Vale Amado, entre frustrado e, possivelmente enraivecido, não concordou, de modo que a sua tão sonhada oferta ao soberano brasileiro acabaria não se concretizando… Mas isso não foi só. Profundamente magoado com a decepção sofrida – que deve ter lhe soado também como uma grande vergonha pública e política –, Vale Amado se amofinou depois desse acontecimento. E, segundo alguns, lançou uma “maldição” contra aquele monumental prédio: lá, nem ele, nem ninguém mais moraria; mas tampouco o daria, emprestaria ou venderia. E assim foi: o palacete pouco a pouco seria esvaziado de sua magnífica mobília e decoração. E também seria definitivamente fechado, permanecendo como uma espécie de “mansão mal-assombrada” em pleno coração de Juiz de Fora, ao longo de mais de quatro décadas desde quando fora construído.

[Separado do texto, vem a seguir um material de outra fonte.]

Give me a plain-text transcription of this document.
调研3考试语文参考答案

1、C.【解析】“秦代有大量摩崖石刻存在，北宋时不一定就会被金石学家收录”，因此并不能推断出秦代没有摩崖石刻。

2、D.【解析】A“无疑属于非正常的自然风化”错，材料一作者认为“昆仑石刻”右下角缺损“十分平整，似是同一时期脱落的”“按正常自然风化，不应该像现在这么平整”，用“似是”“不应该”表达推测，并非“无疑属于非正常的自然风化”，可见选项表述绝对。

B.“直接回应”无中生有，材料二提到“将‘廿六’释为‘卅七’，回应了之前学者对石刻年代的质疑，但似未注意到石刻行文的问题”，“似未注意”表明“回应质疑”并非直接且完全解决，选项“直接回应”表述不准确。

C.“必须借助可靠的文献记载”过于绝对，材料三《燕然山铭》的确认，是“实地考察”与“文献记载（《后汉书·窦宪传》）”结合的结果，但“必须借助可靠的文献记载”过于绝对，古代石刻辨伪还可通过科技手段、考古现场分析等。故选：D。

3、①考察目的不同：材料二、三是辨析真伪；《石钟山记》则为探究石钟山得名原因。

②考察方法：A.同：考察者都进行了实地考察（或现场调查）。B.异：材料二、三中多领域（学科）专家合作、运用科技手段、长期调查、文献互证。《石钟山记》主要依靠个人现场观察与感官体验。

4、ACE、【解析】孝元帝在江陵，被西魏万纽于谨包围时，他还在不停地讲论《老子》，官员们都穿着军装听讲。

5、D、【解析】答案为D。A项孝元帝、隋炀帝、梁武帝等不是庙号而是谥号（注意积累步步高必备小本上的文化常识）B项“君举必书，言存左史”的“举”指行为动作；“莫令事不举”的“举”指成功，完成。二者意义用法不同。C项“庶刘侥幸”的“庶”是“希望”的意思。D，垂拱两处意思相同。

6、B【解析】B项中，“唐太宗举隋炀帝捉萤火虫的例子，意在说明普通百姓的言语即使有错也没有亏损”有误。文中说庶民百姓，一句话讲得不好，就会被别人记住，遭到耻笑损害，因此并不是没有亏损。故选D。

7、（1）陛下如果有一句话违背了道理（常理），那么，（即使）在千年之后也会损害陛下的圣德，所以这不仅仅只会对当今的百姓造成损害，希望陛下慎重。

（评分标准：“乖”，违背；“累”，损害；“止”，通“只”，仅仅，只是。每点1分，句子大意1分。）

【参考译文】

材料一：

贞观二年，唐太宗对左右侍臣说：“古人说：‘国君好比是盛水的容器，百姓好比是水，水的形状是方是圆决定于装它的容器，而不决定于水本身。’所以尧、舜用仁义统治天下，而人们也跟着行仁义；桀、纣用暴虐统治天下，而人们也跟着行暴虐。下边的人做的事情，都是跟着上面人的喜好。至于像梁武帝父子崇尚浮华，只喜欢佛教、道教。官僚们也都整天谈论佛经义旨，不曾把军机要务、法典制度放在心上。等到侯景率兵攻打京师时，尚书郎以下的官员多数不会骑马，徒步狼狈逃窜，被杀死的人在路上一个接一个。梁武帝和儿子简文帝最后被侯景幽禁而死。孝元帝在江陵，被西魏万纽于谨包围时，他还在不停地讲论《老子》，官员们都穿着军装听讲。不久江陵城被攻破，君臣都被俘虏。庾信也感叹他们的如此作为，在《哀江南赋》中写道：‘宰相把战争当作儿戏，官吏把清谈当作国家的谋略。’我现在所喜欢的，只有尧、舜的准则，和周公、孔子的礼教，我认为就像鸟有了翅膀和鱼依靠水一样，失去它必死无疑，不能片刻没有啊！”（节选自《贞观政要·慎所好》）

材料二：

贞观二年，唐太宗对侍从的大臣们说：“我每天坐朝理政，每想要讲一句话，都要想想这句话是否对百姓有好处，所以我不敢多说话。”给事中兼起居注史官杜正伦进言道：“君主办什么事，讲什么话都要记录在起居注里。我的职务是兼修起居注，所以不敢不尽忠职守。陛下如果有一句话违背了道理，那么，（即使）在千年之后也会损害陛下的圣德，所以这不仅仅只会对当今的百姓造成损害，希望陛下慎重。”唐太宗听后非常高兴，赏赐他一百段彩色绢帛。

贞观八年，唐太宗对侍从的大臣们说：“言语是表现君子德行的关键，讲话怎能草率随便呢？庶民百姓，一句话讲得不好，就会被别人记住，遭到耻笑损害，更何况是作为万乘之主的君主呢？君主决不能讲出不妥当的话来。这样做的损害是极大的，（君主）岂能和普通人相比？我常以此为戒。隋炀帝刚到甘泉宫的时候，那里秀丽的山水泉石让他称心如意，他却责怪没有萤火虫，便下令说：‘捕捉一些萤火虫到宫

O próprio Vale Amado, na verdade, não viveria muito tempo após o episódio que certamente o traumatizou. Faleceu em 31 de maio de 1862, portanto, pouco menos de um ano depois da visita do Imperador. Alguns dizem, na linguagem antiga, que Vale Amado “morreu de desgosto”, e parece-nos mesmo provável que isso tenha acontecido. Não obstante, antes de falecer, deu ordens a seu único filho homem, José Maria de Cerqueira Vale, para que continuasse a tratar o palacete da mesma forma, e este cumpriria à risca a vontade paterna.

Um dado curioso é que, 15 anos após o incidente da “desfeita imperial”, isto é, em 1876, José Maria de Cerqueira Vale seria transformado por D. Pedro II no Barão de Santa Mafalda, título que remetia a uma das grandes fazendas que a família Vale Amado possuía próximo ao rio Paraibuna e à divisa de Minas com o Rio de Janeiro, numa antiga sesmaria outrora pertencente a Joaquim José da Silva Xavier, o Tiradentes. E, em 1881, outra filha de Manuel do Vale Amado, Amélia, tornar-se-ia a Baronesa de S. João Nepomuceno, graças ao título de barão são-joanense recebido por seu respectivo marido, Pedro de Alcântara Cerqueira Leite. Conforme se vê, portanto, D. Pedro II, apesar de ter recusado a oferta de Vale Amado, deste não parecia sentir rancor, visto que, tempos depois do referido episódio, ainda elevaria dois de seus filhos à dignidade de barões do Império (muito embora, como dissemos, o próprio Vale Amado não viveria o suficiente para testemunhar essas mercês).

Por sua vez, quando o Barão de Santa Mafalda faleceu aos 85 anos de idade, em 1904, ele finalmente legou o grande prédio abandonado e seu respectivo terreno à Santa Casa de Misericórdia de Juiz de Fora. Esta então tentou vendê-lo, o que não se mostrou ser uma tarefa fácil. Isto porque ninguém da cidade, nem mesmo os ricos com condições de adquirir tal imóvel, queria morar numa “mansão amaldiçoada”, que era como o lúgubre e decrépito palacete parecia aos olhos dos juiz-foranos…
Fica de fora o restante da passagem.